Here is one simple example (p. 24):

Where the water of life flows,
no illness remains.

In the garden of union,
no thorn remains.

They say there’s a door
between one heart and another.

How can there be a door
where no wall remains?

 It feels like a quintessential Rumi poem, simpler than many but with no slag or waste. Reading it in haste means skipping over the important parts—I intentionally chose an example that doesn’t have much literary flash.

 The poems are delicious in small bites too: here are a few lines that do have some flash:

 “Its hidden smile opens to a laugh that lasts a lifetime” (p. 11)—the repeating l sound links smile and laugh, with the sound repeating three times at the end of the line.

 “I am the seed in your beak” (p. 27)—Rumi using a simple image to surprising effect. (Will the seed be cracked or swallowed? Or flown up into the sky, perhaps to fall and sprout in fertile ground?)

“How can I ask how?
Every how drowned in an ocean of no how” (p. 29)—The anglophone reader knows the folksy term “nohow,” and the more standard term “knowhow,” but this is different: it’s “no how,” while nohow and knowhow glimmer behind it as what it is not; knowhow in particular is denied as the speaker sheds prior certainties.

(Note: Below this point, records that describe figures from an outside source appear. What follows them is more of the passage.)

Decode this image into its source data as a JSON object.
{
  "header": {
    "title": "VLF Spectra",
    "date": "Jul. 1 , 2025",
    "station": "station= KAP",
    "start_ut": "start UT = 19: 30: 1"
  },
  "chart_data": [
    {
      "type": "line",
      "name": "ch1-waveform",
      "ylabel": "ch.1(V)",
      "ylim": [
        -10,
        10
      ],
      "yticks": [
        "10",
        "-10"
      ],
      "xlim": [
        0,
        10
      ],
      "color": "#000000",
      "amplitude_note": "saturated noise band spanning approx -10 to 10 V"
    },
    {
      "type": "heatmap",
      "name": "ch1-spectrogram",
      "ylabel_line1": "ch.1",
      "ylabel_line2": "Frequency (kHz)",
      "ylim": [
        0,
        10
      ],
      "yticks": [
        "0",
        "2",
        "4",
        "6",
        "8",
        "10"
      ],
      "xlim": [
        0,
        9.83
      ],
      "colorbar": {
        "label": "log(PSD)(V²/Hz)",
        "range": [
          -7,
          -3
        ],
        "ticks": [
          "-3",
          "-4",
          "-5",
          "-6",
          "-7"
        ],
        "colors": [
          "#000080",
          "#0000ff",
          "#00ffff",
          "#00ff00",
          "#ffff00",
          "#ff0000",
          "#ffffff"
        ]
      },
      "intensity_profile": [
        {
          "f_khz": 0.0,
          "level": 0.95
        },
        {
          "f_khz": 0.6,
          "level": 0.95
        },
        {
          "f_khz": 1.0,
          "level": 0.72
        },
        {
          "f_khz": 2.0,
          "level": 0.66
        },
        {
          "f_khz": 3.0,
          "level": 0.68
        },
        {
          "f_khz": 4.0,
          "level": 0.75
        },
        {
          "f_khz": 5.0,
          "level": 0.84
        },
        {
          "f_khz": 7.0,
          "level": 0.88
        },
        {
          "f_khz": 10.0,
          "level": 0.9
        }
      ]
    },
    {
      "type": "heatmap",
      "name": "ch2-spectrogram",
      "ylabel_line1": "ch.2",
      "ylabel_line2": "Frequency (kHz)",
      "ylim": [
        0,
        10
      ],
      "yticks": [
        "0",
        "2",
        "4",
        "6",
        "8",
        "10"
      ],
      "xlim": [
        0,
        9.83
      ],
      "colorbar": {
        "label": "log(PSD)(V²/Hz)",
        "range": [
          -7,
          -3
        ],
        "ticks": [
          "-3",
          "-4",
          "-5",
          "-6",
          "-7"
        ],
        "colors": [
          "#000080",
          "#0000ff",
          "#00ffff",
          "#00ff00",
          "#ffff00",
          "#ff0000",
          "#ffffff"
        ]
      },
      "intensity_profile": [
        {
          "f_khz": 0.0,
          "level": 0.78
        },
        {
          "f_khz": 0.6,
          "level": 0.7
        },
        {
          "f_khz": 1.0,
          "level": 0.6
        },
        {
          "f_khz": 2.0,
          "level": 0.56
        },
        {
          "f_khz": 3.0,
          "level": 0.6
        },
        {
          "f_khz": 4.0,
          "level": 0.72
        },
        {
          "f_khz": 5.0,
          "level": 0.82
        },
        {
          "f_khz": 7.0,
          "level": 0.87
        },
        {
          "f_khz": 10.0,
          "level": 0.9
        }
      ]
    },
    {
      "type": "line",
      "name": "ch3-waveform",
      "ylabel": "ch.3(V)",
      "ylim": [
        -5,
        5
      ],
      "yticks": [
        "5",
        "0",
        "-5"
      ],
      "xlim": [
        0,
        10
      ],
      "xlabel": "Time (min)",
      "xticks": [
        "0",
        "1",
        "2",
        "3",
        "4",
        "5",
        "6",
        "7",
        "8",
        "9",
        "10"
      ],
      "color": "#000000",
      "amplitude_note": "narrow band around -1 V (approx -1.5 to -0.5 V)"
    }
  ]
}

 “Armor thinned to a silken scrim” (p. 34)—Notice the way the vowel sounds thin down, too, from open ahr to short i (“thinned,” “silken scrim”), trimmed by the tighter nasal sounds (n, m) and gathering clusters of consonants (lk, scr) on their boundaries. Rumi’s verse is very musical in the original, and the near-rhyme of “thinned” and “scrim” helps recall that.

The word “drunk” occurs many times in the book. A plain and clunky word, completely unpretentious: where it repeats in a poem it might recall dancing heels striking the ground. (The introduction explains the role of wine and drunkenness in Rumi’s path away from official religious status and the complexity in Islam of these references to alcohol.) Elsewhere, the Muse raises a ruckus—a wonderfully down-to-earth word, not one we are used to associating with the Muse.

Ms Gafori points out that Rumi’s language (13th century) feels less old-fashioned in Persian than Shakespeare’s (16th century) does in English. This may be in part because he is so important to the poetic tradition: his centrality keeps him familiar in the ongoing conversation of poetry in Farsi.

There came a moment when one of my students was interested in Rumi, so I gave away my stack of books. Now this slim volume, only 83 pages plus the brief, thoughtful introduction and an index of first lines, offers a delicious selection of his work, and I highly recommend it.


Poet and translator Sibelan Forrester has been hosting the Mad Poets Society's First Wednesday reading series since 2016. She has published translations of fiction, poetry and scholarly prose from Croatian, Russian and Serbian, and has co-translated poetry from Ukrainian; books include a selection of fairy tales about Baba Yaga and a bilingual edition of poetry by Serbian poet Marija Knezevic. She is fascinated by the way translation follows the inspirational paths of the original work. Her own book of poems, Second Hand Fates, was published by Parnilis Media. In her day job, she teaches at Swarthmore College.